Ricci Solitons, Conical Singularities, and Nonuniqueness

In dimension $$n=3$$ , there is a complete theory of weak solutions of Ricci flow—the singular Ricci flows introduced by Kleiner and Lott (Acta Math 219(1):65–134, 2017, in: Chen, Lu, Lu, Zhang (eds) Geometric analysis. Progress in mathematics, vol 333. Birkhäuser, Cham, 2018)—which Bamler and Kleiner (Uniqueness and stability of Ricci flow through singularities, arXiv:1709.04122v1 , 2017) proved are unique across singularities.
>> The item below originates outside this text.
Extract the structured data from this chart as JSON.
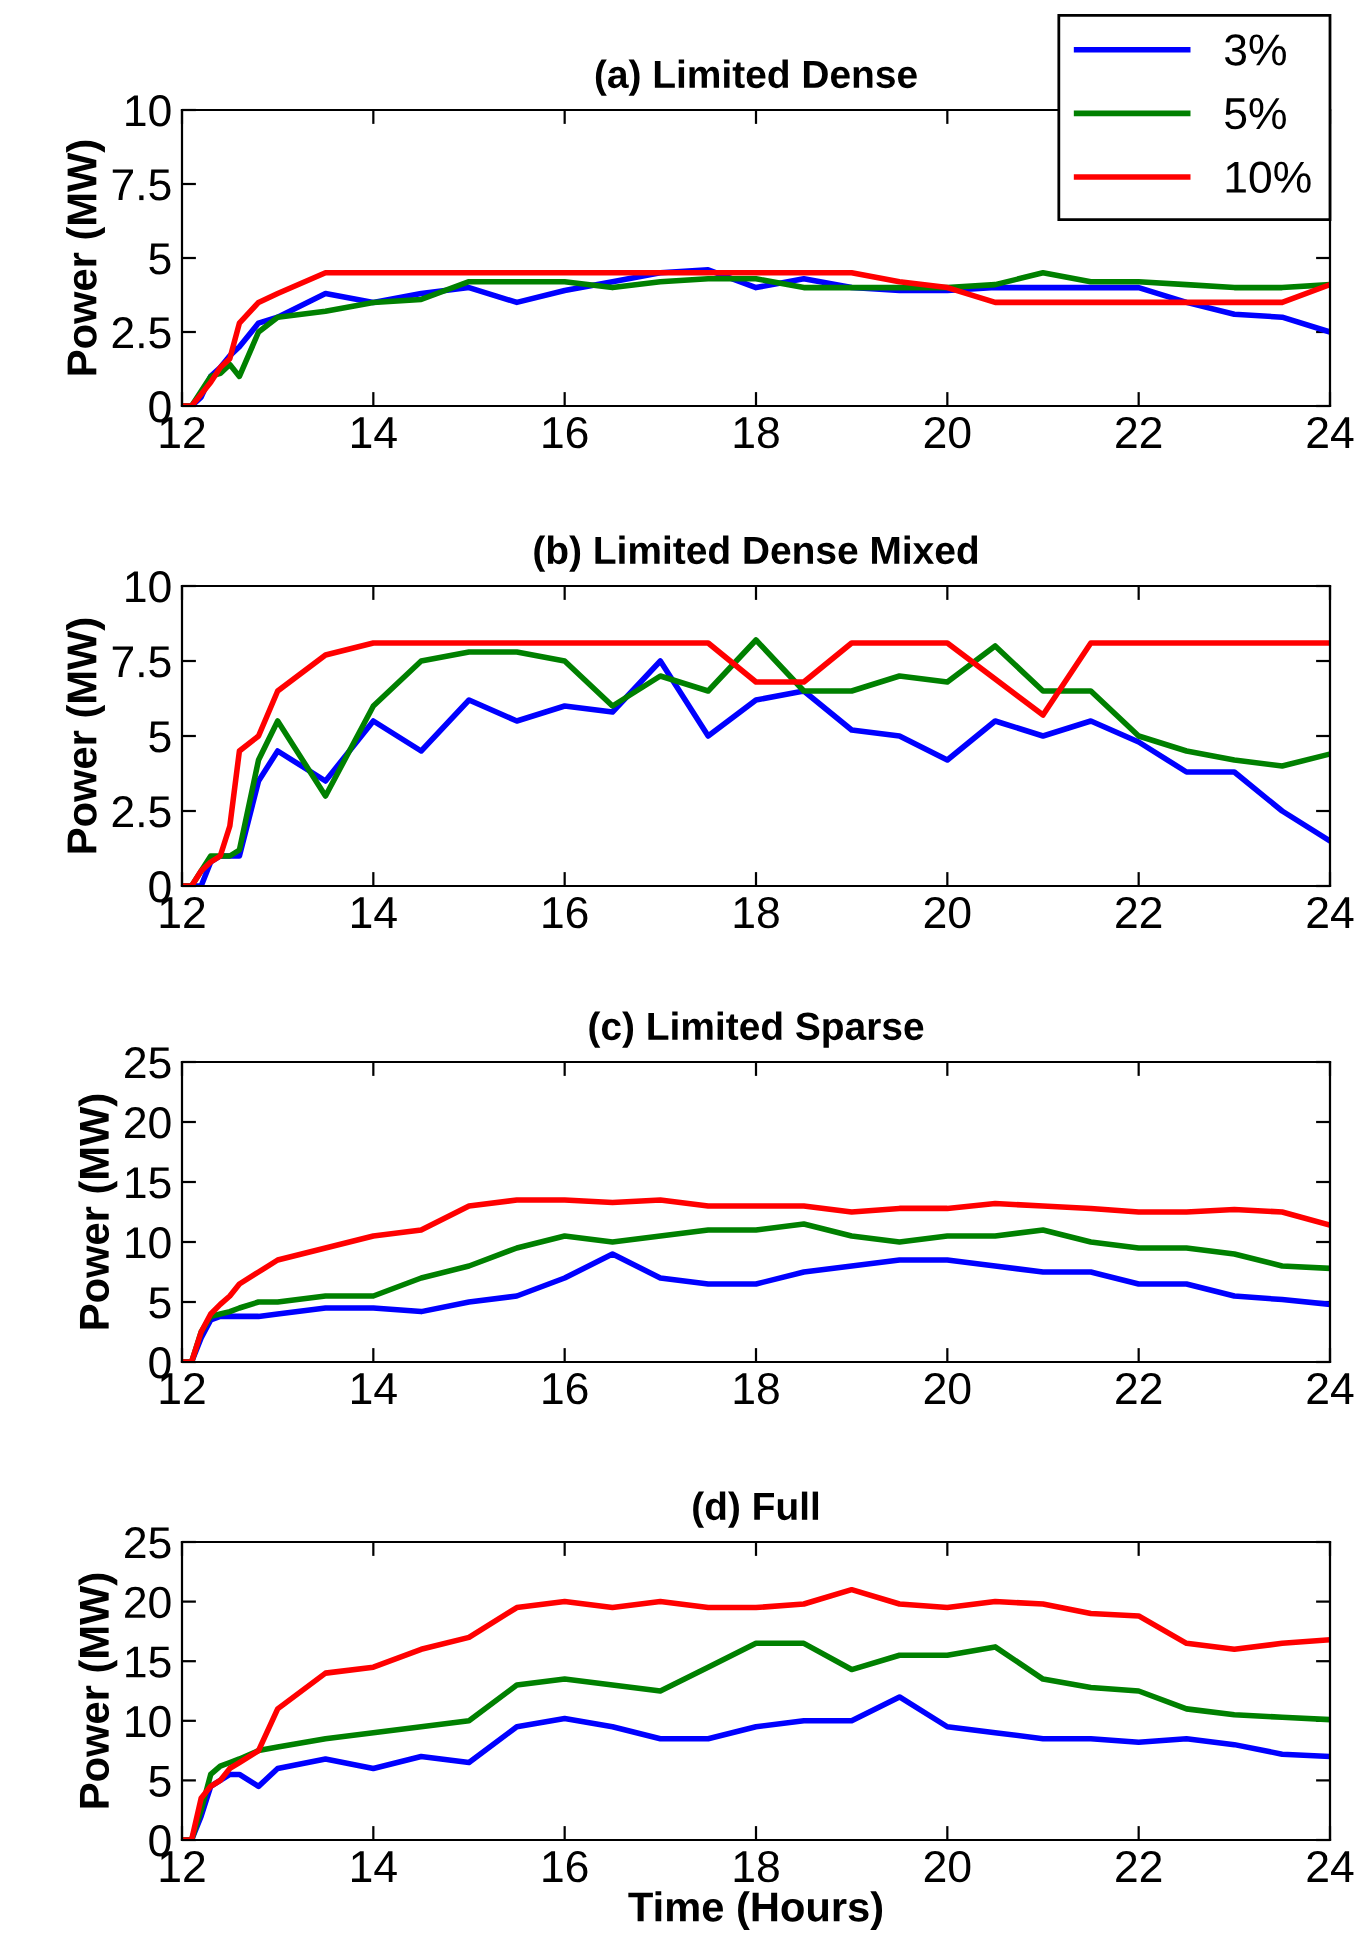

In this paper, we show that uniqueness should not be expected to hold for Ricci flow weak solutions in dimensions $$n\ge 5$$ . Specifically, for any integers $$p_1,p_2\ge 2$$ with $$p_1+p_2\le 8$$ , and any $$K\in {\mathbb N}$$ , we construct a complete shrinking soliton metric $$g_K$$ on $$\mathcal S^{p_1}\times {\mathbb R}^{p_2+1}$$ whose forward evolution $$g_K(t)$$ by Ricci flow starting at $$t=-1$$ forms a singularity at time $$t=0$$ . As $$t\nearrow 0$$ , the metric $$g_K(t)$$ converges to a conical metric on $$\mathcal S^{p_1}\times \mathcal S^{p_2}\times (0,\infty )$$ . Moreover there exist at least K distinct, non-isometric, forward continuations by Ricci flow expanding solitons on $$\mathcal S^{p_1}\times {\mathbb R}^{p_2+1}$$ , and also at least K non-isometric, forward continuations expanding solitons on $${\mathbb R}^{p_1+1}\times \mathcal S^{p_2}$$ . In short, there exist smooth complete initial metrics for Ricci flow whose forward evolutions after a first singularity forms are not unique, and whose topology may change at the singularity for some solutions but not for others.